Auto Mechanic and Machine-Speaker

Description:

Face of: Runcie’s Gas’n’Auto’n’Boat

Motivation: Machines tell me more than people do.

High Concept: Machine Speaker

Trouble: ??

Other Aspects:

  • My Twin Sister Hears Your Thoughts
  • Shy but Smart
  • Absent-Minded
Bio:

For the longest time, everyone in the know thought Freddie was a pure mortal, no supernatural talent. That was a bit odd, given the fact that the Runcie’s have always had one minor talent or another running through their bloodline, but everyone just figured that it skipped her. Turns out, it just came later. Well, that isn’t entirely true; she probably always had it but didn’t know it was something other people couldn’t do until later.

Freddie can talk to machines. She was always a talented mechanic, skilled with things that whir and hum and move about—more than anyone else her age—but no one thought it was a supernatural talent. Her father, Ferris, sent her to a trade school in the city, wanted to nurture that talent. After about six months, Freddie came back, told her father there was nothing that school could teach her that the machines weren’t already telling her all the time anyway. That’s when it all made sense and Freddie became the supernatural world’s Machine-Speaker. All the clued in community, and most of the mundane as well, won’t trust their, car, truck, or boat to anyone but her.

Ferris got Joseph Luna to take a look at Freddie, to see what he could tell about her power. What he saw was that she’s a practitioner, but she doesn’t even know she’s doing it. She’s got a very specific and low-level magical talent that allows her to speak to the spirits of all things mechanical and even some things electrical and they just…tell her what’s wrong with them.

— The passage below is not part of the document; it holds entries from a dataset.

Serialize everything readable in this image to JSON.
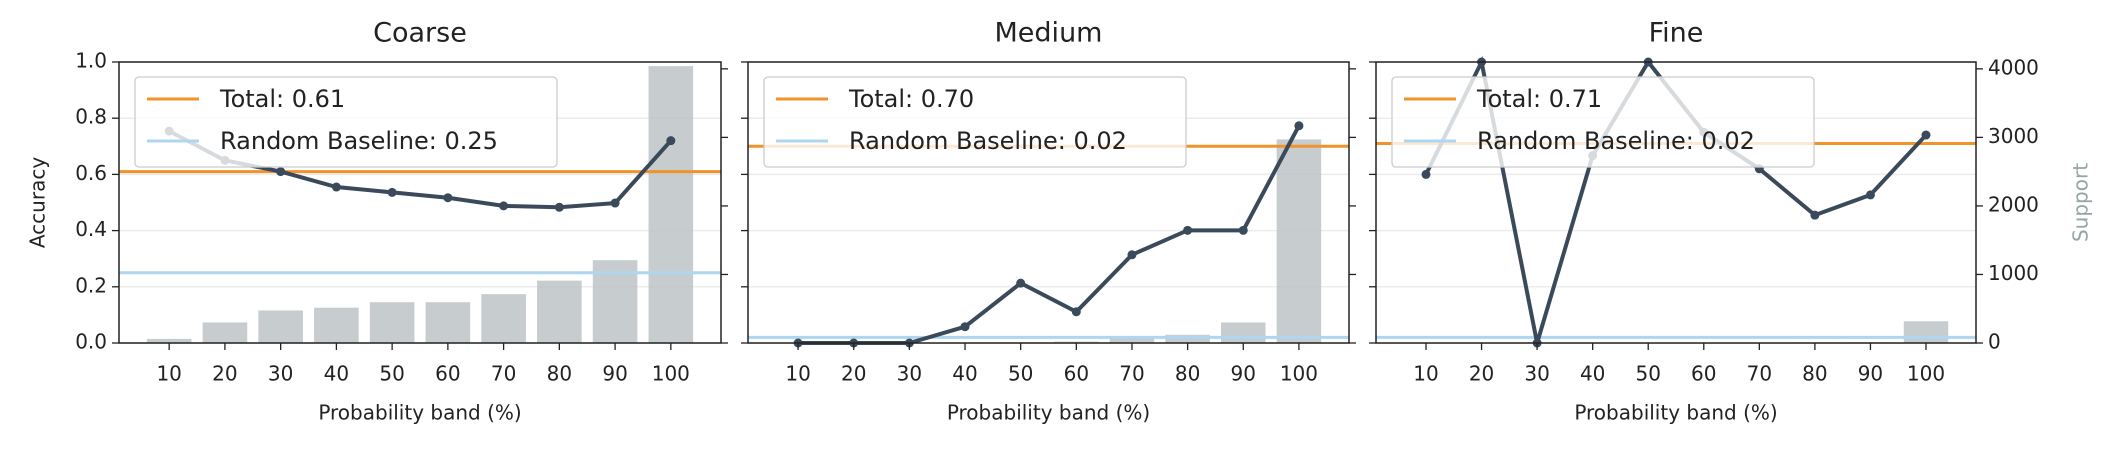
{
  "chart_data": [
    {
      "type": "bar_line",
      "title": "Coarse",
      "xlabel": "Probability band (%)",
      "ylabel": "Accuracy",
      "categories": [
        10,
        20,
        30,
        40,
        50,
        60,
        70,
        80,
        90,
        100
      ],
      "series": [
        {
          "name": "Support",
          "type": "bar",
          "axis": "y2",
          "color": "#bdc3c7",
          "values": [
            60,
            300,
            475,
            515,
            595,
            595,
            713,
            910,
            1208,
            4040
          ]
        },
        {
          "name": "Accuracy",
          "type": "line",
          "color": "#3b4a5a",
          "values": [
            0.754,
            0.65,
            0.61,
            0.555,
            0.536,
            0.517,
            0.488,
            0.483,
            0.498,
            0.72
          ]
        }
      ],
      "reference_lines": [
        {
          "name": "Total: 0.61",
          "value": 0.61,
          "color": "#f0932b"
        },
        {
          "name": "Random Baseline: 0.25",
          "value": 0.25,
          "color": "#aed6f1"
        }
      ],
      "ylim": [
        0,
        1
      ],
      "yticks": [
        {
          "value": 0,
          "label": "0.0"
        },
        {
          "value": 0.2,
          "label": "0.2"
        },
        {
          "value": 0.4,
          "label": "0.4"
        },
        {
          "value": 0.6,
          "label": "0.6"
        },
        {
          "value": 0.8,
          "label": "0.8"
        },
        {
          "value": 1,
          "label": "1.0"
        }
      ],
      "y2lim": [
        0,
        4100
      ],
      "grid": true,
      "legend": "upper left"
    },
    {
      "type": "bar_line",
      "title": "Medium",
      "xlabel": "Probability band (%)",
      "categories": [
        10,
        20,
        30,
        40,
        50,
        60,
        70,
        80,
        90,
        100
      ],
      "series": [
        {
          "name": "Support",
          "type": "bar",
          "axis": "y2",
          "color": "#bdc3c7",
          "values": [
            2,
            3,
            5,
            8,
            10,
            20,
            80,
            120,
            300,
            2970
          ]
        },
        {
          "name": "Accuracy",
          "type": "line",
          "color": "#3b4a5a",
          "values": [
            0,
            0,
            0,
            0.058,
            0.213,
            0.111,
            0.314,
            0.401,
            0.401,
            0.773
          ]
        }
      ],
      "reference_lines": [
        {
          "name": "Total: 0.70",
          "value": 0.7,
          "color": "#f0932b"
        },
        {
          "name": "Random Baseline: 0.02",
          "value": 0.02,
          "color": "#aed6f1"
        }
      ],
      "ylim": [
        0,
        1
      ],
      "y2lim": [
        0,
        4100
      ],
      "grid": true,
      "legend": "upper left"
    },
    {
      "type": "bar_line",
      "title": "Fine",
      "xlabel": "Probability band (%)",
      "y2label": "Support",
      "categories": [
        10,
        20,
        30,
        40,
        50,
        60,
        70,
        80,
        90,
        100
      ],
      "series": [
        {
          "name": "Support",
          "type": "bar",
          "axis": "y2",
          "color": "#bdc3c7",
          "values": [
            2,
            2,
            2,
            3,
            3,
            5,
            5,
            8,
            10,
            317
          ]
        },
        {
          "name": "Accuracy",
          "type": "line",
          "color": "#3b4a5a",
          "values": [
            0.6,
            1.0,
            0,
            0.667,
            1.0,
            0.75,
            0.62,
            0.455,
            0.527,
            0.74
          ]
        }
      ],
      "reference_lines": [
        {
          "name": "Total: 0.71",
          "value": 0.71,
          "color": "#f0932b"
        },
        {
          "name": "Random Baseline: 0.02",
          "value": 0.02,
          "color": "#aed6f1"
        }
      ],
      "ylim": [
        0,
        1
      ],
      "y2lim": [
        0,
        4100
      ],
      "y2ticks": [
        0,
        1000,
        2000,
        3000,
        4000
      ],
      "grid": true,
      "legend": "upper left"
    }
  ]
}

They tell her other things, too. Someone brings Freddie an old Chevy, she can tell you every person that owned it, what they liked to listen to on the radio while they were driving around, when they sold it, and what condition it was in when they did. She knows the history of machines after she works on them for an hour or two; she says it’s like a conversation when she’s working on an engine or fiddling with gears.

When she came back to town to stay, it seemed only natural that she set up a machine shop for herself. He opened up Runcie’s Gas-n-Autos-n-Boats and she’s been keeping vehicles, generators, and even blenders running for the people of New Orleans since then.